Si avvicinava la Pasqua dei Giudei e Gesù salì a Gerusalemme. Trovò nel tempio gente che vendeva buoi, pecore e colombe e, là seduti, i cambiamonete. Allora fece una frusta di cordicelle e scacciò tutti fuori del tempio, con le pecore e i buoi; gettò a terra il denaro dei cambiamonete e ne rovesciò i banchi, e ai venditori di colombe disse: «Portate via di qui queste cose e non fate della casa del Padre mio un mercato!». I suoi discepoli si ricordarono che sta scritto: «Lo zelo per la tua casa mi divorerà». Allora i Giudei presero la parola e gli dissero: «Quale segno ci mostri per fare queste cose?». Rispose loro Gesù: «Distruggete questo tempio e in tre giorni lo farò risorgere». Gli dissero allora i Giudei: «Questo tempio è stato costruito in quarantasei anni e tu in tre giorni lo farai risorgere?». Ma egli parlava del tempio del suo corpo.
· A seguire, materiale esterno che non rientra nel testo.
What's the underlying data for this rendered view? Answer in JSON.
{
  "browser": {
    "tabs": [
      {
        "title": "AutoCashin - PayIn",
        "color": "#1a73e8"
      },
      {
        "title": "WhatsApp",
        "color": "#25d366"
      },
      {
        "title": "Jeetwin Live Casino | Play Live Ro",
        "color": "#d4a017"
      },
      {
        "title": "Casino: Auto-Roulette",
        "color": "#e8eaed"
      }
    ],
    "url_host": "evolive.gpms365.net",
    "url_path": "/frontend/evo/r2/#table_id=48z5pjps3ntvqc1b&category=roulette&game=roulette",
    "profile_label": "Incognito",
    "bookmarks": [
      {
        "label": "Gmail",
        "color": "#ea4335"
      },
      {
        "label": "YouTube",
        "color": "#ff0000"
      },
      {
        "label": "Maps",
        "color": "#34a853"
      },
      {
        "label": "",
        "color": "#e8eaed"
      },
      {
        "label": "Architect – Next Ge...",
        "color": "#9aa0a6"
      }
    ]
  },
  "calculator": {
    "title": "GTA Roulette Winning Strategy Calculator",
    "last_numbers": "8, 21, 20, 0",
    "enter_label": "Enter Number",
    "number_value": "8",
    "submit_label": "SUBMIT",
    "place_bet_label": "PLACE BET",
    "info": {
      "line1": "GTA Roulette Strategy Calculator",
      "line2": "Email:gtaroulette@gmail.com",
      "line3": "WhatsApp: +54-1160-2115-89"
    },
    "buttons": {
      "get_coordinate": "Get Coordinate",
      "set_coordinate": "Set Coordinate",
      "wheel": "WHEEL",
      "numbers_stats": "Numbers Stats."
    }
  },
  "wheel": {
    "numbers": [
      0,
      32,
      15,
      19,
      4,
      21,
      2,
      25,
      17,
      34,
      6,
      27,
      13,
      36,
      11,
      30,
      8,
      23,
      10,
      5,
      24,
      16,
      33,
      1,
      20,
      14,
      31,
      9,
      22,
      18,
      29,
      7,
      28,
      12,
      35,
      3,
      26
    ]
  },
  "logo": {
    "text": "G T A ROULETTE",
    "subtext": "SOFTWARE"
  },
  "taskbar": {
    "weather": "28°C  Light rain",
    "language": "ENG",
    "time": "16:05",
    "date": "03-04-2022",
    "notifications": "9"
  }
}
Quando poi fu risuscitato dai morti, i suoi discepoli si ricordarono che aveva detto questo, e credettero alla Scrittura e alla parola detta da Gesù. Mentre era a Gerusalemme per la Pasqua, durante la festa, molti, vedendo i segni che egli compiva, credettero nel suo nome. Ma lui, Gesù, non si fidava di loro, perché conosceva tutti e non aveva bisogno che alcuno desse testimonianza sull’uomo. Egli infatti conosceva quello che c’è nell’uomo. (Gv 2, 13-25)
Riflessione
I personaggi che ci aiutano a entrare in questo brano sono i venditori di colombe che Gesù scaccia dal tempio di Gerusalemme. Il Maestro intende purificare il tempio che da casa del Padre suo, luogo per incontrare in amicizia Dio e i fratelli, è stato trasformato in un luogo dove comprare e vendere la relazione con Dio, come ci mostra il valore simbolico delle colombe. Questi uccelli, infatti, presso i Romani erano l’animale sacro a Venere, ma già nel Cantico dei Cantici l’amata viene definita una colomba (Ct 2,14). Nell’Antico Testamento, i colombi venivano utilizzati per i sacrifici riparatori: intuendo simbolicamente che solo l’amore può riparare al male fatto. Ora però il segno è stato stravolto e il tempio è divenuto emporio: Gesù lotta contra il fraintendimento che è dietro l’angolo. La tentazione è quella di pensare che Dio si possa comprare, come si comprano i colombi, con il denaro o con le opere buone. Due modi diversi di considerare Dio un mercante occhiuto, attento solo alla partita doppia del dare e dell’avere. Gesù ribalta anche i banchi dei cambiavalute e le monete corrono sul pavimento del tempio. C’è da combattere un’altra illusione. Il denaro può trasformare le persone in merce e dare l’illusione di essere diversi e migliori, solo perché lo si possiede. Inoltre le monete romane avevano l’effige dell’imperatore e portarle nel tempio equivaleva ad un atto sacrilego. Il denaro e il potere sono la costante tentazione per sostituire Dio con ciò che sembra più efficace, e questo proprio nel tempio. Gesù non può scendere a compromessi, vuole riaffermare la verità: l’amore gratuito del Padre per ogni creatura. Tutto questo però ha un prezzo, lui lo sa ed è disposto a pagarlo, volentieri. Per ricomprare dai cambiavalute di turno la nostra libertà cederà il suo corpo, il nuovo tempio in cui adorare Dio in Spirito e Verità.